New research shows many children with mental health conditions don’t get follow-up care
Alarge new study finds that mental health care for many children in the U.S. falls far short, particularly when it comes to the follow-up treatment they receive.
The study, published Monday in Proceedings of the National Academy of Sciences, examined insurance claims from children between the ages of 10 and 17 covered by Blue Cross Blue Shield. Of the more than 2 million children included in the study, nearly one in 10 had a claim related to mental illness between 2012 and 2018.
The authors found that only 71% of the children received treatment in the 3 months that followed an initial insurance claim — but the study found that rate varied widely from one ZIP code to the next. In the best-performing ZIP codes, nearly 90% of children received follow-up care within three months of an initial insurance claim. In the worst-performing areas, only half of the children got that care.
Roughly 23% of children in the study received medication alone as a treatment during the first three months after the initial claim, and another 6% were treated with both medication and therapy. By comparison, 42% of adolescents were treated with therapy in the three months after their first claim.
The study also examined the specific types of medications prescribed to children, including whether they were approved by the FDA for use in children.
Of the children treated with medication, nearly 45% were given benzodiazepines, tricyclic antidepressants, or a drug that isn’t approved by the FDA for their age range. The study’s authors referred to those as “red flag drugs” — meaning how they’re being used warrants a closer look.
The analysis also found that children whose first insurance claim came from a hospitalization were more likely than their peers to be treated with drugs and therapy, and were also more likely to be given red-flag drug treatments.
The findings on red flag drugs are particularly concerning, the study’s authors said, given that most professional guidelines would suggest starting with another type of antidepressant — an SSRI — in combination with therapy for the majority of children included in the study.

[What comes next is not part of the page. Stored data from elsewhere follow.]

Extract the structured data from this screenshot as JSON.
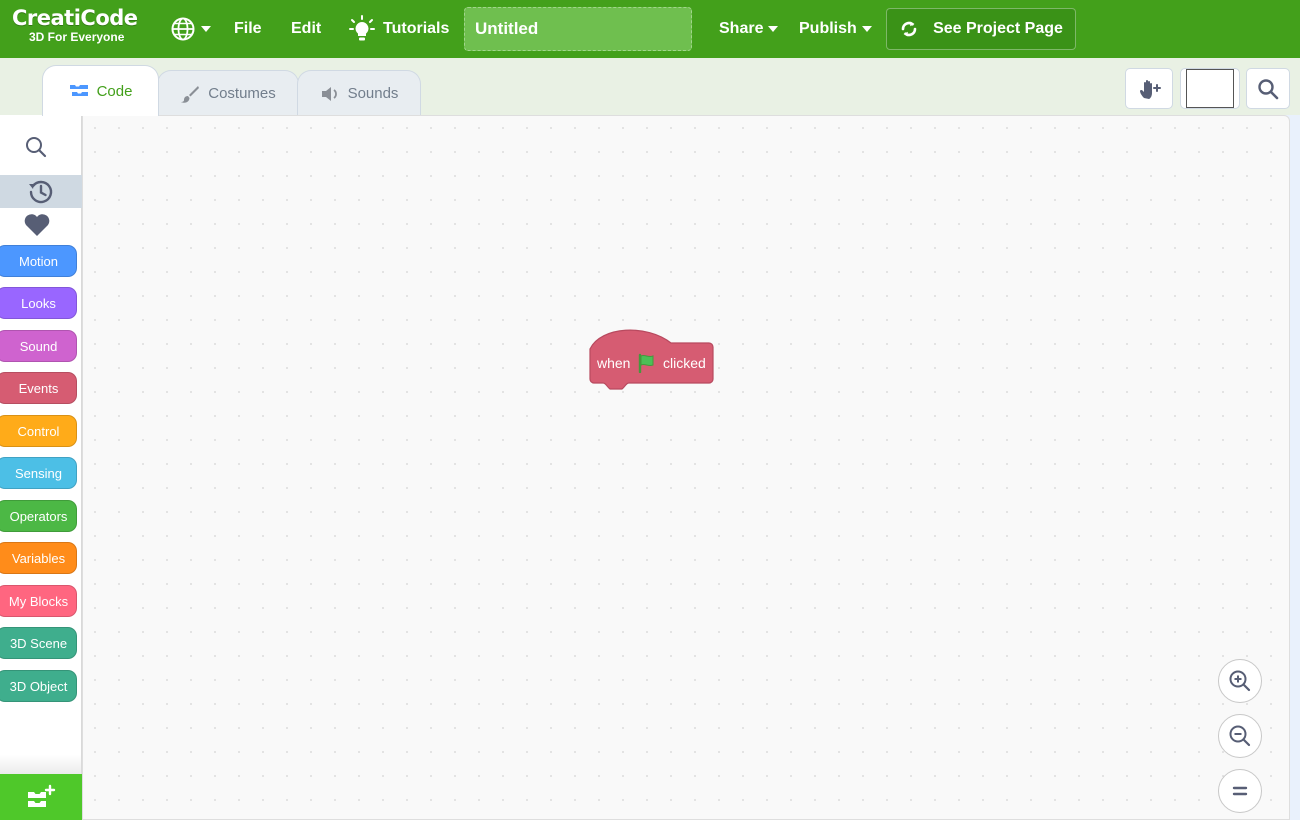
{
  "header": {
    "logo_main": "CreatiCode",
    "logo_sub": "3D For Everyone",
    "menu": {
      "file": "File",
      "edit": "Edit",
      "tutorials": "Tutorials",
      "share": "Share",
      "publish": "Publish"
    },
    "project_title": "Untitled",
    "see_project_page": "See Project Page",
    "bar_color": "#43a01b"
  },
  "tabs": [
    {
      "label": "Code",
      "active": true
    },
    {
      "label": "Costumes",
      "active": false
    },
    {
      "label": "Sounds",
      "active": false
    }
  ],
  "categories": [
    {
      "label": "Motion",
      "color": "#4c97ff"
    },
    {
      "label": "Looks",
      "color": "#9966ff"
    },
    {
      "label": "Sound",
      "color": "#cf63cf"
    },
    {
      "label": "Events",
      "color": "#d65c72"
    },
    {
      "label": "Control",
      "color": "#ffab19"
    },
    {
      "label": "Sensing",
      "color": "#4cbfe6"
    },
    {
      "label": "Operators",
      "color": "#4cb845"
    },
    {
      "label": "Variables",
      "color": "#ff8c1a"
    },
    {
      "label": "My Blocks",
      "color": "#ff6680"
    },
    {
      "label": "3D Scene",
      "color": "#3fae8d"
    },
    {
      "label": "3D Object",
      "color": "#3fae8d"
    }
  ],
  "workspace": {
    "block": {
      "text_before": "when",
      "icon": "green-flag-icon",
      "text_after": "clicked",
      "color": "#d65c72"
    }
  },
  "icons": {
    "globe": "globe-icon",
    "tutorials": "lightbulb-icon",
    "see_project": "refresh-icon",
    "code_tab": "code-blocks-icon",
    "costumes_tab": "paintbrush-icon",
    "sounds_tab": "speaker-icon",
    "hand_tool": "hand-plus-icon",
    "search": "search-icon",
    "recent": "history-icon",
    "favorites": "heart-icon",
    "extension": "add-extension-icon",
    "zoom_in": "zoom-in-icon",
    "zoom_out": "zoom-out-icon",
    "zoom_reset": "zoom-reset-icon"
  }
}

In the past, some experts have suggested that shortages of qualified mental health providers are to blame for shortcomings in adolescent mental health care, with pediatricians often left to fill the gap. But the authors concluded that the disparities detailed in the study couldn’t be simply explained by staffing shortages.
The study found that the number of therapists in a given area is slightly associated with the chance that a child will receive follow-up treatment — but is far more closely correlated with the type of treatment a child receives. In communities where there are more psychiatrists, drug-only treatment and treatment with red flag drugs is more common. In communities with more of a supply of therapists, therapy-only treatment is more prevalent.
The study’s authors say that suggests other factors — such as a physician’s style of practice — might also play a role.
“There is a shortage of mental health professionals, but even in places that are well served, the same conditions are treated in many different ways, some of them harmful,” said Janet Curie, an economics and public affairs professor at Princeton University and the study’s co-author.
There are still more details to tease out of the data, including the impact of the treatments — or lack of follow-up care — on adolescent’s health going forward. Curie said she’s hopeful that other researchers will look into solutions that could improve care for children.
“I would hope that people will look into this to try to determine what might be effective in remedying the situation: such as better training, clearer guidelines that are available to both doctors and patients —in language patients can understand — mechanisms for patients to report negative effects of treatment, and so on,” said Curie.